Markets in the West, which have risen the furthest above their underlying values, are the most at risk of an increase in defaults as a result of recent mortgage innovations, the report's author, RBC economist Amy Goldbloom, said in an interview.

However, there will not be a U.S.-style correction, despite such concerns in markets like Calgary and Edmonton, said the report, released amidst further evidence of the depth of the U.S. housing market meltdown -- a record drop in a government index of housing prices in the first quarter of this year.

"Canada's housing market is on much firmer footing than the U.S. market," it said, citing more conservative mortgage lending practices, healthy household finances, tight labour markets, and a manageable supply of homes on the market.

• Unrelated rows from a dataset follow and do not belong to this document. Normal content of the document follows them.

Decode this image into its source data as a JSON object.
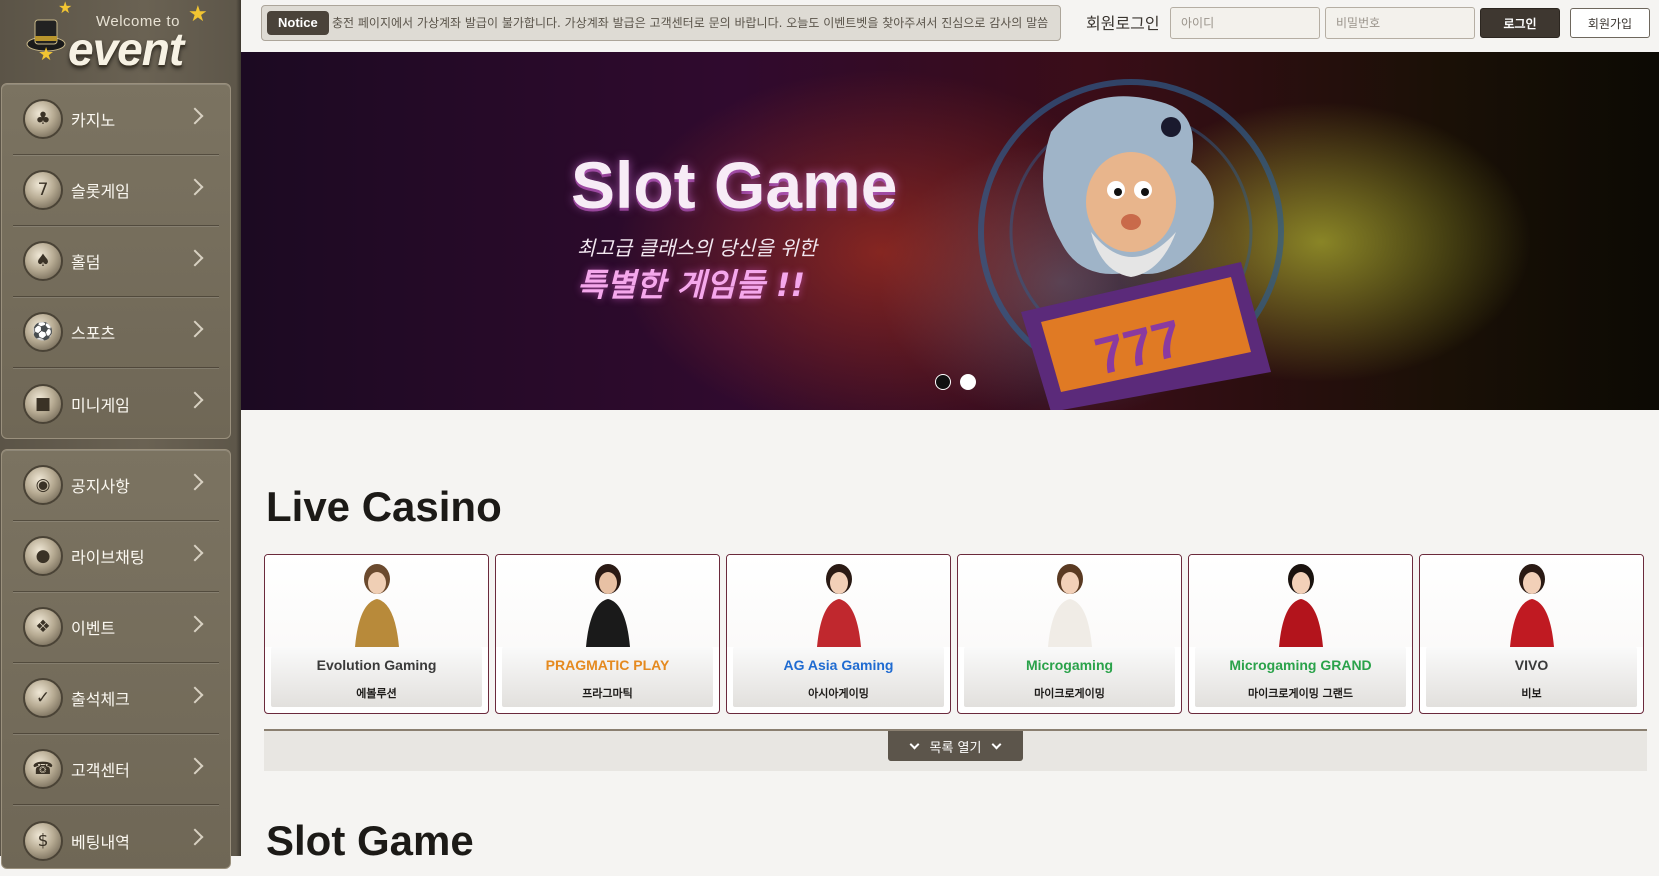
{
  "logo": {
    "welcome": "Welcome to",
    "word": "event"
  },
  "sidebar": {
    "group1": [
      {
        "label": "카지노",
        "icon": "roulette-icon",
        "glyph": "♣"
      },
      {
        "label": "슬롯게임",
        "icon": "slot-machine-icon",
        "glyph": "7"
      },
      {
        "label": "홀덤",
        "icon": "cards-icon",
        "glyph": "♠"
      },
      {
        "label": "스포츠",
        "icon": "sports-icon",
        "glyph": "⚽"
      },
      {
        "label": "미니게임",
        "icon": "mini-game-icon",
        "glyph": "■"
      }
    ],
    "group2": [
      {
        "label": "공지사항",
        "icon": "notice-icon",
        "glyph": "◉"
      },
      {
        "label": "라이브채팅",
        "icon": "chat-icon",
        "glyph": "●"
      },
      {
        "label": "이벤트",
        "icon": "gift-icon",
        "glyph": "❖"
      },
      {
        "label": "출석체크",
        "icon": "checkin-icon",
        "glyph": "✓"
      },
      {
        "label": "고객센터",
        "icon": "telephone-icon",
        "glyph": "☎"
      },
      {
        "label": "베팅내역",
        "icon": "betting-history-icon",
        "glyph": "$"
      }
    ]
  },
  "topbar": {
    "notice_tag": "Notice",
    "notice_text": "충전 페이지에서 가상계좌 발급이 불가합니다. 가상계좌 발급은 고객센터로 문의 바랍니다. 오늘도 이벤트벳을 찾아주셔서 진심으로 감사의 말씀",
    "login_title": "회원로그인",
    "id_placeholder": "아이디",
    "pw_placeholder": "비밀번호",
    "login_button": "로그인",
    "join_button": "회원가입"
  },
  "banner": {
    "title": "Slot Game",
    "subtitle": "최고급 클래스의 당신을 위한",
    "tagline": "특별한 게임들 !!",
    "slides": 2,
    "active_slide": 1
  },
  "live_casino": {
    "title": "Live Casino",
    "cards": [
      {
        "logo": "Evolution Gaming",
        "name": "에볼루션",
        "accent": "#5a5a5a"
      },
      {
        "logo": "PRAGMATIC PLAY",
        "name": "프라그마틱",
        "accent": "#e58a1f"
      },
      {
        "logo": "AG Asia Gaming",
        "name": "아시아게이밍",
        "accent": "#1f6bd1"
      },
      {
        "logo": "Microgaming",
        "name": "마이크로게이밍",
        "accent": "#2aa24a"
      },
      {
        "logo": "Microgaming GRAND",
        "name": "마이크로게이밍 그랜드",
        "accent": "#2aa24a"
      },
      {
        "logo": "VIVO",
        "name": "비보",
        "accent": "#333333"
      }
    ],
    "expand_label": "목록 열기"
  },
  "slot_game": {
    "title": "Slot Game"
  },
  "colors": {
    "sidebar_bg": "#6a6253",
    "accent_dark": "#3e3730",
    "card_border": "#6b2a3c"
  }
}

Still, after six years of 10-per-cent or better house price increases in major markets and four years of annual construction starts of more than 220,000, Canadian housing markets are now on a clear cooling path with resales last month being down six per cent from a year earlier, price gains from a year earlier slumping to the three-per-cent range, and the number of homes being listed for sale surging by 18 per cent.

"For the year ahead, we're looking at price gains to converge across the country to a much slower pace, with the west cooling off from double digits and central Canada cooling off further to the low single digit range," Goldbloom said. "By year end we expect most markets will be eking out mild price gains."

"The markets that soared well above their underlying economic fundamentals are the very ones with the most downside potential," the report said. "Calgary and Edmonton have moved from chart-toppers to bottom-of-the heap in only a matter of months on a range of key housing market indicators, including house prices and sales."
Saskatchewan has since jumped into the housing market spotlight as its commodity-led economic expansion has attracted an influx of migrants and led to a major housing market boom, it said.

"Regina and Saskatoon continue to clock year-over-year price gains that are several multiples above the pace of their local wage growth," it noted. "This lends evidence that current momentum is unsustainable, with a similar fate to Alberta's likely for both of these cities in a year's time."
© The Vancouver Sun 2008

4 comments:

pricedoutfornow said...

-conservative mortgage lending practices-really? 40 year mortgages are conservative?
-healthy household finances-what about all those studies saying canadians have record-high consumer debt?
-tight labour markets-ya, everyone's employed in construction/RE! what happens when that ends?
-and a manageable supply of homes on the market:i'm sure calgary and edmonton don't feel it's "manageable" at this point.
Go ahead media just keep on denying the reality of what's to come.
Deny, Deny, Deny.

mohican said...

I agree - a pretty lame piece of journalism.

Warren said...

No mention of the most expensive market in Canada? Yet the Sun ran the article? Weak.

Also, "US-style correction" is a pretty weak statement. All markets are local and they have a huge variation across the country.

AndrewJ said...

No mention of Vancouver is very suspcicious. Papers generally go out of the way to link stories to the local market so that they are relevant to their readers. My newspaper friend called it the hook to hang the story on. It's like there's an elephant in the room nobody wants to talk about.